The poet continues on to comment on his hopes for her beauty:“May she be granted beauty and yet not.” His vacillation is that beauty in women sometimes brings disasters. For example, some such people have a difficult time choosing the right person as a life partner, and neither they can “find a friend.” The speaker lays emphasis on the need for feminine innocence. The poet advances his argument in the next stanzas by citing examples of beautiful women such as Helen of Troy, whose beauty was said to be the cause of the Trojan War. By the end, the poet wants his daughter to be courteous, as love cannot come unconditionally and freely. She must earn love with good efforts and kind-heartedness, and she cannot win it by merely physical beauty because “Hearts are not had as a gift but hearts are earned.” Summing up his theme, the poet wishes his daughter to possess such qualities that could help her face the future years confidently and independently.
Structural Analysis
The poem is written in a lyric form containing ten stanzas with eight lines in each stanza. The poem follows a regular rhyme scheme, which is AABBCDDC as shown below:
I have walked and prayed for this young child an hour A
And heard the sea-wind scream upon the tower, A
And-under the arches of the bridge, and scream B
In the elms above the flooded stream; B
Imagining in excited reverie C
That the future years had come, D
Dancing to a frenzied drum, D
Out of the murderous innocence of the sea. C
The meter of this poem alternates between iambic pentameter and trochaic pentameter, as in “I have walked and prayed for this young child an hour / And heard the sea-wind scream upon the tower.” The poem is rich in literary devices such as symbolism, personification, paradox, sibilance, assonance, alliteration, and onomatopoeia. The line “murderous innocence of the sea” is an example of paradox. Sibilance is found in the words “sea-wind scream,” while “scream” is also an example of an onomatopoeia. The use of personification can be noted in the lines “future years … dancing”, which implies the transience of life. The poet uses symbols such as “sea wind” and “flooded stream” which denote turbulent forces at work. Alliteration is present in the phrase “be granted beauty.”

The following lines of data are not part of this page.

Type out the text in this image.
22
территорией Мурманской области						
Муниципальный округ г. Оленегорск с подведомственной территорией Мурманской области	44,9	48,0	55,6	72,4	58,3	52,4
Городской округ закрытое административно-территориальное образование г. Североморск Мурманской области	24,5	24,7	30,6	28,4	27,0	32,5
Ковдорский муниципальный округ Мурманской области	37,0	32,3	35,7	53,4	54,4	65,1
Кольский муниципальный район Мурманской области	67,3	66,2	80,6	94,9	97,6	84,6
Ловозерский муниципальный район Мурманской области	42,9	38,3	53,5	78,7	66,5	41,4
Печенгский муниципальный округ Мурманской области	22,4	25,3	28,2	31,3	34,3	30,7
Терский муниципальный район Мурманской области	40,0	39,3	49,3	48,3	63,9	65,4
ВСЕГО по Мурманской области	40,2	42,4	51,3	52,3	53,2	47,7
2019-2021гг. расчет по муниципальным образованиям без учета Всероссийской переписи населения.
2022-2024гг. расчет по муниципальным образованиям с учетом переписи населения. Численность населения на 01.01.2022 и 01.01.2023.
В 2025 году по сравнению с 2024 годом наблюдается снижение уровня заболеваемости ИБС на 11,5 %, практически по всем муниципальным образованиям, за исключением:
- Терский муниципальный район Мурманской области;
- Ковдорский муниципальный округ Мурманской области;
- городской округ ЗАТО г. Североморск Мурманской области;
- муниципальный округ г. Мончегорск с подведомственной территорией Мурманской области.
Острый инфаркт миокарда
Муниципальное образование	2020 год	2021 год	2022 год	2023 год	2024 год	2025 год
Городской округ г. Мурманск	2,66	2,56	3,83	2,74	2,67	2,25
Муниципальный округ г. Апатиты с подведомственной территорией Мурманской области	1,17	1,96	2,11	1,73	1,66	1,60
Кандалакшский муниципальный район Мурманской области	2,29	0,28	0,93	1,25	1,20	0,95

Guidance for Usage of Quotes
The poem is concerned with the chaotic modern world. It shows a father consumed with apprehension for his daughter’s future in an uncertain political situation. The father is tense about how he can possibly protect his daughter from the raging storm outside, because she is very beautiful. Therefore, he prays for her as well as gives advice about how to live successfully on earth. Similarly, modern-day fathers can send quotes from this poem to their daughters as a piece of advice for special occasions:
“In courtesy I’d have her chiefly learned;
Hearts are not had as a gift but hearts are earned
By those that are not entirely beautiful;
Yet many, that have played the fool
For beauty’s very self, has charm made wise,
And many a poor man that has roved,
Loved and thought himself beloved,
From a glad kindness cannot take his eyes.”